The $1.7 billion National Automatic Sprinkler Industry Pension Fund, Landover, Md., committed up to $100 million to a fund that will lend money to property owners who want to retrofit buildings with sprinkler systems.
There is a requirement that union labor be used on the projects. But the yields will be competitive, and the loans will have recourse in the event of default.
The Retrofit Investment Program is the brainchild of State Street Global Advisors, Boston. Vice President H. Peter Norstrand learned of the opportunity during discussions bank representatives had with Taft-Hartley clients.
Representatives of sprinkler fitter unions mentioned there was an opportunity, but many property owners were having difficulty financing the work, said Mr. Norstrand.
The program seeks to capitalize on the trend in several states to retrofit public buildings with sprinkler systems.

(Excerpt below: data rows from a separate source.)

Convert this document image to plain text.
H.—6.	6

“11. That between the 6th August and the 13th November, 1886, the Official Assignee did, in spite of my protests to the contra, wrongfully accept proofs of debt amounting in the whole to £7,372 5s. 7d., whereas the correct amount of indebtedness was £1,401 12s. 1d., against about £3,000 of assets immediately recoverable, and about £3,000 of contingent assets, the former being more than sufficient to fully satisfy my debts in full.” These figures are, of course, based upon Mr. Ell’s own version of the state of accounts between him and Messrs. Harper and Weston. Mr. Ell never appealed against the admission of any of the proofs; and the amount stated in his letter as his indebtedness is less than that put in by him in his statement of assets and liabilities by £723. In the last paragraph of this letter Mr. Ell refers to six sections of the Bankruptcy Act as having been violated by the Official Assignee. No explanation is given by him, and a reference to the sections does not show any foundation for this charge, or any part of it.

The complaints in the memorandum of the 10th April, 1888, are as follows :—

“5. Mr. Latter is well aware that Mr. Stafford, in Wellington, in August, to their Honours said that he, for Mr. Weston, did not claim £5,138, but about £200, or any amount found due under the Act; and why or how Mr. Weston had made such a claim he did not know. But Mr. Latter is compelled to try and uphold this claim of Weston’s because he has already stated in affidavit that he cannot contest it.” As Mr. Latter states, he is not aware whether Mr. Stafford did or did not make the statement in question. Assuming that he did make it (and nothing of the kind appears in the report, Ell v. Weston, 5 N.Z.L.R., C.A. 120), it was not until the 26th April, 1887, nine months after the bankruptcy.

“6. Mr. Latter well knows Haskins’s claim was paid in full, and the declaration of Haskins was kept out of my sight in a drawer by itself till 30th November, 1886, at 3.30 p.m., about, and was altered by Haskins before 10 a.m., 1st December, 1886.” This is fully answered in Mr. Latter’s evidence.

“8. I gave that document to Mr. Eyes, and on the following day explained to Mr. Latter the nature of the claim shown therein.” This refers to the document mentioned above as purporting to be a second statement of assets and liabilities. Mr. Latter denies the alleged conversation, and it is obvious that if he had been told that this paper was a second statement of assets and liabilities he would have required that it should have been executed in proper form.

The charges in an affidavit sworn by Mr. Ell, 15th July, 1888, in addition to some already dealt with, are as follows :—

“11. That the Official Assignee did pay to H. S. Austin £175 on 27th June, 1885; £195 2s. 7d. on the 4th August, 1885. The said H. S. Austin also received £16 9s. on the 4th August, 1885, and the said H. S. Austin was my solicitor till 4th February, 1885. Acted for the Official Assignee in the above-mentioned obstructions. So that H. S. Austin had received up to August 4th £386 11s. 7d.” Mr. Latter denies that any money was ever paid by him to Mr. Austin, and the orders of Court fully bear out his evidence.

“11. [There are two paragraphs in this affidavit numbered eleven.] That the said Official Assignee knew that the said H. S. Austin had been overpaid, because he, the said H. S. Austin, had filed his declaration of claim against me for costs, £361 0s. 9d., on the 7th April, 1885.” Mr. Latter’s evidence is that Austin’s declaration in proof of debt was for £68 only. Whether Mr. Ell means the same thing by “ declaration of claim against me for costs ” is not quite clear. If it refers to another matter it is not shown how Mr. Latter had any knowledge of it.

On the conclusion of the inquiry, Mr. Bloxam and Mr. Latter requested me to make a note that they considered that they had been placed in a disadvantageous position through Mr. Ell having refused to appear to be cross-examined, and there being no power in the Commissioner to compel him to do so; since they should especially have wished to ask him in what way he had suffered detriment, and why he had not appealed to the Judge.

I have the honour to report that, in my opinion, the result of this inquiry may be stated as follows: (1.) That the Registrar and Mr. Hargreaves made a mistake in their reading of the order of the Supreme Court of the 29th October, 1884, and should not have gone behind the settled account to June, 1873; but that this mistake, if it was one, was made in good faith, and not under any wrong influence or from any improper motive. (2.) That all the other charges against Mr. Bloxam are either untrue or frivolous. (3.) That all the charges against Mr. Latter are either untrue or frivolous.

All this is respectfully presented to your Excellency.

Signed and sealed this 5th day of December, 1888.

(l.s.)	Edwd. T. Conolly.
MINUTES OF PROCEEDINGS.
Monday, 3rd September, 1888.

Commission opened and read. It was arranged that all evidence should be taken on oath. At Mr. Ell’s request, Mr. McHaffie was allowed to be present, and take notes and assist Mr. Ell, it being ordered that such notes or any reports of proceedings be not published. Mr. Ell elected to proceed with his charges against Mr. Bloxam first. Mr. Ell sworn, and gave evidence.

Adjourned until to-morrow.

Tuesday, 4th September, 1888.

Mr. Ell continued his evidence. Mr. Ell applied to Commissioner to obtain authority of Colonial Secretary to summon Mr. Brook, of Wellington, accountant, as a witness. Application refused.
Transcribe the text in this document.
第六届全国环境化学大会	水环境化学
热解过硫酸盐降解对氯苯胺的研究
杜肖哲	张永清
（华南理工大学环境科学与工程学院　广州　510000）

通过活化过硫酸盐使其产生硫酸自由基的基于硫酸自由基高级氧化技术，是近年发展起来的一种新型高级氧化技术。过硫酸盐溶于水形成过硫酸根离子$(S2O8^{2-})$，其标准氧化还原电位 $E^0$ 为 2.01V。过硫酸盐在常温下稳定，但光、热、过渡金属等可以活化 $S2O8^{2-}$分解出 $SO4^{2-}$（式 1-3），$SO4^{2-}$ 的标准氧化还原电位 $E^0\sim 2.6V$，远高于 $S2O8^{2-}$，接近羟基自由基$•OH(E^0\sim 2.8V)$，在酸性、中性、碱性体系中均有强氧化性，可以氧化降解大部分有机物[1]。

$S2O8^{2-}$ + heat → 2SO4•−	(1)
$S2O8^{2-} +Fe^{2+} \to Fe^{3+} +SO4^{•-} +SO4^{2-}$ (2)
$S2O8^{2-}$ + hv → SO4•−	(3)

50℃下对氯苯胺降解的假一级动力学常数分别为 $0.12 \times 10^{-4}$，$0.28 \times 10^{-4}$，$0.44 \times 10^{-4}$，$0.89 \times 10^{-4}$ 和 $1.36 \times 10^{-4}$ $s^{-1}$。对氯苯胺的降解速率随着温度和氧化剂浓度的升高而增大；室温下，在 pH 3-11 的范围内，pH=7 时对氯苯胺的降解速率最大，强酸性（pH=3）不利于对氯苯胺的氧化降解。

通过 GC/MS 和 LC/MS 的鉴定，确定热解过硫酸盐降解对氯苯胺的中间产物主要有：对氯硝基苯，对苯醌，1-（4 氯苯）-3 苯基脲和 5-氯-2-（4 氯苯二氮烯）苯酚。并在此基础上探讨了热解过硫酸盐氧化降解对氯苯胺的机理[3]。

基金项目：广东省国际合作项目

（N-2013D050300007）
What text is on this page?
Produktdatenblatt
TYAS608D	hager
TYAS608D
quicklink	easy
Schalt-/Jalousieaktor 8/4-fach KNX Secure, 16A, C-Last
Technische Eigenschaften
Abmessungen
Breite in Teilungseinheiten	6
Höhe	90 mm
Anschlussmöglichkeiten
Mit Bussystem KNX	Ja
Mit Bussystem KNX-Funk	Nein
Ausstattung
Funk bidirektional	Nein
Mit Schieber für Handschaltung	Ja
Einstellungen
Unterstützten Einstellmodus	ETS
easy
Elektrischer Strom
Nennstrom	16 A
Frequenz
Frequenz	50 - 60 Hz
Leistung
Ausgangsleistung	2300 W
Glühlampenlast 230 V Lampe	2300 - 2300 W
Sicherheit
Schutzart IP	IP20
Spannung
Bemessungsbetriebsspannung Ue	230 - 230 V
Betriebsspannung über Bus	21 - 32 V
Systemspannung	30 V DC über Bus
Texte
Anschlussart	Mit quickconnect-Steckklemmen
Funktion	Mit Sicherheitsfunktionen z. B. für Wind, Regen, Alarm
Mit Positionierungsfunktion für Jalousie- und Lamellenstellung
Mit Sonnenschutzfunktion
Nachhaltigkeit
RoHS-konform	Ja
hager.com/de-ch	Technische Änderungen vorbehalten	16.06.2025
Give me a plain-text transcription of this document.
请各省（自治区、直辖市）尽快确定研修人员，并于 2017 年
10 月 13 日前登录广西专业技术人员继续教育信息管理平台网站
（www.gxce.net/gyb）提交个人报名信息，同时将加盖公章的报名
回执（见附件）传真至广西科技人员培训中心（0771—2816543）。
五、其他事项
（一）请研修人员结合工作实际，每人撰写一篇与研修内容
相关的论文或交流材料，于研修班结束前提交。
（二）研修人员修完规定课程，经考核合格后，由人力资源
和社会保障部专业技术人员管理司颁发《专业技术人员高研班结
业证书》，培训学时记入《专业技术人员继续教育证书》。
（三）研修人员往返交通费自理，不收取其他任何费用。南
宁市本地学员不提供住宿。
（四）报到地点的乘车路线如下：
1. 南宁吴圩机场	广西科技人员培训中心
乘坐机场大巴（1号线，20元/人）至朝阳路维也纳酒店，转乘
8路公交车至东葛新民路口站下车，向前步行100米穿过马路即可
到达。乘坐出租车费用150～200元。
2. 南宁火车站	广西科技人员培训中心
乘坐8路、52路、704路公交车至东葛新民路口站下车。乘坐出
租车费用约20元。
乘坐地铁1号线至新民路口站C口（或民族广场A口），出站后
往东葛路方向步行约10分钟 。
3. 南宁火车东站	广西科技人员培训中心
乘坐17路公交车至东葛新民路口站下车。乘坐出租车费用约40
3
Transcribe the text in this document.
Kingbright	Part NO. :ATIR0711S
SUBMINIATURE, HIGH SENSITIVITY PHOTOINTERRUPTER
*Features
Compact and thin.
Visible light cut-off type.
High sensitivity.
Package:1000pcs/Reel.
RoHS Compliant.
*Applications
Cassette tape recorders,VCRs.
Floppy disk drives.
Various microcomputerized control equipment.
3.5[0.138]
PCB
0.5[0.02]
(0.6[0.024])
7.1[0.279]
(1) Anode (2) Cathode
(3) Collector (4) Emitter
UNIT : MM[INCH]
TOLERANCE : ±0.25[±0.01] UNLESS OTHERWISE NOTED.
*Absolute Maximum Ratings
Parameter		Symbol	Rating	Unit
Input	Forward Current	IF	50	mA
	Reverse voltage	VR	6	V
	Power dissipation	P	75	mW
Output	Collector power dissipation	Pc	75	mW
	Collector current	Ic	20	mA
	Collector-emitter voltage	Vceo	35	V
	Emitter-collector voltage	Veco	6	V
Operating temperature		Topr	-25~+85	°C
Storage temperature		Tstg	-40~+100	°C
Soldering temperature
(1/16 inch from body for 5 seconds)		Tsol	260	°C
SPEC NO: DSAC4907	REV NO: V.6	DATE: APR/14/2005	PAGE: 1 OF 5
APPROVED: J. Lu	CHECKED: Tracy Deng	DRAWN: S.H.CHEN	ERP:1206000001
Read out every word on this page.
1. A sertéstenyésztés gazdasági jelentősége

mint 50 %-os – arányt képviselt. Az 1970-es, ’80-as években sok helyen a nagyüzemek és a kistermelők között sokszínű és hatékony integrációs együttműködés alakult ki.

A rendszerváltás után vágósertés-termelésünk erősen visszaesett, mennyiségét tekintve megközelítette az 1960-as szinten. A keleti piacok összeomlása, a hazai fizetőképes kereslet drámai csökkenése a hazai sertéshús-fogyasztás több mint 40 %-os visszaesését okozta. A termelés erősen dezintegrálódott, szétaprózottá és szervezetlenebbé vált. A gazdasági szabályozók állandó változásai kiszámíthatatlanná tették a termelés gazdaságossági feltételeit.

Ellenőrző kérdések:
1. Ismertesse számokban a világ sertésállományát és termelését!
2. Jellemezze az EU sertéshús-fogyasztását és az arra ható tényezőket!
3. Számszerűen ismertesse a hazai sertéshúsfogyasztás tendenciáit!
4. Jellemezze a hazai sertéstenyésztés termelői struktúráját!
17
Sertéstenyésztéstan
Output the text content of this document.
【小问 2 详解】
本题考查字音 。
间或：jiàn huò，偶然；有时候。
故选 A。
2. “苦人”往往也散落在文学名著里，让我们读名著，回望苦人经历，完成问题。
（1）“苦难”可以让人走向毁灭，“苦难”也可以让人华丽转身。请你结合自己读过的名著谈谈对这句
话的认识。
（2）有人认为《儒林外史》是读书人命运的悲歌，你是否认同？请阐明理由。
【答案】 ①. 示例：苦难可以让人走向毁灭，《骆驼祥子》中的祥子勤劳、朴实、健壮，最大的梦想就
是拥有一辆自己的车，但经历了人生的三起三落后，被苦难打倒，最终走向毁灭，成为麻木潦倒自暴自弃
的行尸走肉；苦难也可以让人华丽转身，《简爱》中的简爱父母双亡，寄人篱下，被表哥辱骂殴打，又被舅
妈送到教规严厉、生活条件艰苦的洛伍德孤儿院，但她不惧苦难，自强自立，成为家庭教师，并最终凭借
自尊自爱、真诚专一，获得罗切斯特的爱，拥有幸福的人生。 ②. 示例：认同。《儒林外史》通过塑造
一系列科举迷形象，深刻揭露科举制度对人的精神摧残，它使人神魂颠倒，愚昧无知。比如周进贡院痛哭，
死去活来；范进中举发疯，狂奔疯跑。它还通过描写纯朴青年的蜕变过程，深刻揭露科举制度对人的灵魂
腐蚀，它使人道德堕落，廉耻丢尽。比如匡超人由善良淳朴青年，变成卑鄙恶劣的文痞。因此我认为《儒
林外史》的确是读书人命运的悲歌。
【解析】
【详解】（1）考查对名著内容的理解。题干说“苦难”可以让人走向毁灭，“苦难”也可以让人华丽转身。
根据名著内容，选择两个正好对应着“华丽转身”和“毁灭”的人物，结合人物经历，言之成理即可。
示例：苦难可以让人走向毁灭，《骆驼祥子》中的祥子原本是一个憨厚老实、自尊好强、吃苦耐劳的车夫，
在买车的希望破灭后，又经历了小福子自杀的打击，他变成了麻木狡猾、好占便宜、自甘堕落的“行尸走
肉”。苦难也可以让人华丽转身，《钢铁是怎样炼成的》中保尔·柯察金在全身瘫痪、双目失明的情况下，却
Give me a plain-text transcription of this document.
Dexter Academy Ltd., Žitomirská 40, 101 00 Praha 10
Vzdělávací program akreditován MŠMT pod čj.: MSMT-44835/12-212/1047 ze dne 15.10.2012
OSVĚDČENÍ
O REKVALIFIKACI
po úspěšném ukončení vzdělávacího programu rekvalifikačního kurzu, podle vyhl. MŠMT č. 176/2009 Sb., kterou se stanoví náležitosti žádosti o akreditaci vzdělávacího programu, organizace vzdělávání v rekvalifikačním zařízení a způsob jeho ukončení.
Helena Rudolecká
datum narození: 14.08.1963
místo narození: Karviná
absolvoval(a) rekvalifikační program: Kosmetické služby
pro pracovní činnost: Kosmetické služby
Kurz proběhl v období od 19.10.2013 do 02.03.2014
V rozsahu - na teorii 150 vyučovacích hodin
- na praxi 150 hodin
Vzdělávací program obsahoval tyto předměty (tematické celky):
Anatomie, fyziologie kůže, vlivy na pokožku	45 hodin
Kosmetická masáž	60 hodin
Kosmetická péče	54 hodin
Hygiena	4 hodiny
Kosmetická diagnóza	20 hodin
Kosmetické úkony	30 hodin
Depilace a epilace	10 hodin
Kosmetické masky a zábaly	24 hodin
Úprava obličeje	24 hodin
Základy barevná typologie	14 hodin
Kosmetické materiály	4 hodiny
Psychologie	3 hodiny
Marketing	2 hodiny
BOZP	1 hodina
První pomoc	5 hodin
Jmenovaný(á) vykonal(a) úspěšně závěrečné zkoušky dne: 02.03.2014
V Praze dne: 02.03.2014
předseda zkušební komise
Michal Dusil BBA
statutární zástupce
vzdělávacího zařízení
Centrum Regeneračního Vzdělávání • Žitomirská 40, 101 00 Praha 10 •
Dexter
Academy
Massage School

"In the case of fire sprinklers, its impetus is fire legislation in 14 states," he said. "A federal law requires federal employees to stay in hotels equipped with sprinklers."
Universities could be a potential source of deal flow, he said. According to the National Fire Protection Association, there was an average of 1,437 dormitory fires a year from 1990 through 1994.
SSgA is in discussions with an unidentified New England college about borrowing money to retrofit the school's dormitories. A college is potentially an attractive borrower because a loan could be guaranteed by the endowment.
The pension fund can lend at better rates than commercial banks because the loans will be priced off Treasuries, not the prime rate, and if they are repaid, value will be added to the pension fund's fixed-income allocation, the source of the money, said Mr. Norstrand.